The one thing worth mentioning about this Thanksgiving is that I finally read Spring Snow. I won’t go into detail about Mishima Yukio’s aesthetics here, because whatever beauty it contains feels far too small next to the emotional impact of the experience of reading it. But on the concept of “beauty” itself, there is so much to think about and uncover. Its definitions alone are countless:

  • The most beautiful is also the most just. — so said the Delphic Oracle, when asked what judgment of beauty’s appreciation should be.
  • Looking upon beauty with the eye of the mind, what he produces is not the semblance of beauty but the truth, bringing forth and nurturing true virtue, becoming a friend of the gods and immortal. — Plato, Symposium
  • Since all things are beautiful, … all things must therefore possess numerical proportion. — Bonaventure, The Mind’s Road to God
  • Beauty consists in proportion, since the senses delight in things well-proportioned. — Aquinas, Summa Theologica
  • Natural beauty is a beautiful thing; artistic beauty is the beautiful representation of a thing. — Kant, Critique of Judgment
  • Wit is to the intellect what beauty is to the eye and harmony to the ear. — Gracián, The Art of Worldly Wisdom
  • The longer one contemplates any kind of beauty, the more inevitable it becomes to compare it with several other kinds and degrees of beauty, and to assess the proportions between them. — Hume, Of the Standard of Taste
  • Beauty is no quality in things themselves: it exists merely in the mind which contemplates them. — Hume, Of the Standard of Taste
  • In the sensory world, far from being the cause of beauty, perfection is, in women possessing the highest degree of beauty, almost always accompanied by an idea of weakness and imperfection. — Burke, A Philosophical Enquiry into the Origin of Our Ideas of the Sublime and Beautiful

So what exactly is “beauty”? Some believe beauty should be a combination of inner and outer beauty; others lean one way or another: “Among ten plain women, there’s still one who’ll find a partner; among ten beautiful women, nine will”; “So-and-so isn’t especially beautiful, but there’s a natural beauty radiating from within.” Such disagreements are no problem at all, because views on any single thing ought to be plural. Beauty, too, should come in many forms and colors.
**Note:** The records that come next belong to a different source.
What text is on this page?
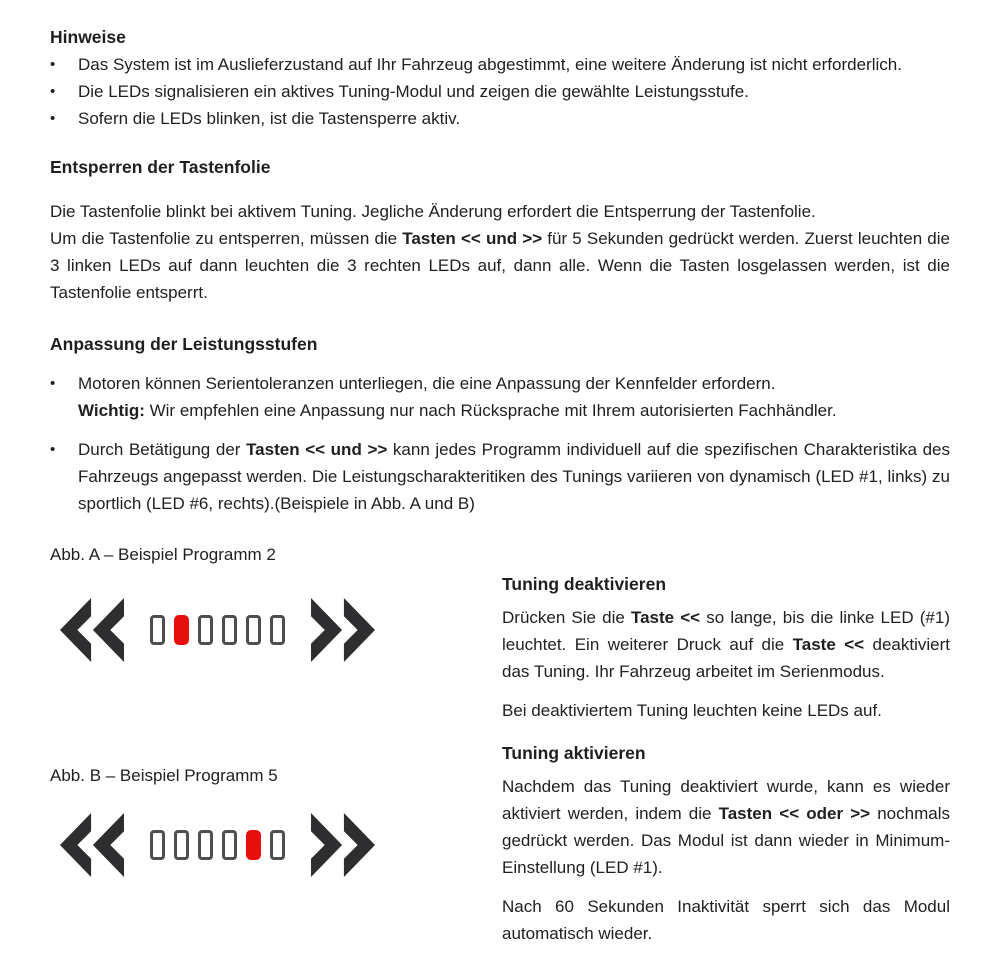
Hinweise
• Das System ist im Auslieferzustand auf Ihr Fahrzeug abgestimmt, eine weitere Änderung ist nicht erforderlich.
• Die LEDs signalisieren ein aktives Tuning-Modul und zeigen die gewählte Leistungsstufe.
• Sofern die LEDs blinken, ist die Tastensperre aktiv.
Entsperren der Tastenfolie

Die Tastenfolie blinkt bei aktivem Tuning. Jegliche Änderung erfordert die Entsperrung der Tastenfolie.

Um die Tastenfolie zu entsperren, müssen die Tasten << und >> für 5 Sekunden gedrückt werden. Zuerst leuchten die 3 linken LEDs auf dann leuchten die 3 rechten LEDs auf, dann alle. Wenn die Tasten losgelassen werden, ist die Tastenfolie entsperrt.

Anpassung der Leistungsstufen
• Motoren können Serientoleranzen unterliegen, die eine Anpassung der Kennfelder erfordern.
Wichtig: Wir empfehlen eine Anpassung nur nach Rücksprache mit Ihrem autorisierten Fachhändler.
• Durch Betätigung der Tasten << und >> kann jedes Programm individuell auf die spezifischen Charakteristika des Fahrzeugs angepasst werden. Die Leistungscharakteritiken des Tunings variieren von dynamisch (LED #1, links) zu sportlich (LED #6, rechts).(Beispiele in Abb. A und B)

Abb. A – Beispiel Programm 2

Abb. B – Beispiel Programm 5

Tuning deaktivieren

Drücken Sie die Taste << so lange, bis die linke LED (#1) leuchtet. Ein weiterer Druck auf die Taste << deaktiviert das Tuning. Ihr Fahrzeug arbeitet im Serienmodus.

Bei deaktiviertem Tuning leuchten keine LEDs auf.

Tuning aktivieren

Nachdem das Tuning deaktiviert wurde, kann es wieder aktiviert werden, indem die Tasten << oder >> nochmals gedrückt werden. Das Modul ist dann wieder in Minimum-Einstellung (LED #1).

Nach 60 Sekunden Inaktivität sperrt sich das Modul automatisch wieder.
The French artist Marcel Duchamp (1887–1968) exhibited a work in 1917 titled Fountain:

In December 2004, 500 experts from Britain’s art world voted Duchamp’s Fountain the most influential artwork of the 20th century. And yet, as we can plainly see, it’s nothing more than a urinal.

Art is plural, and so is our understanding of beauty. What is beauty? Everyone carries their own answer in their heart.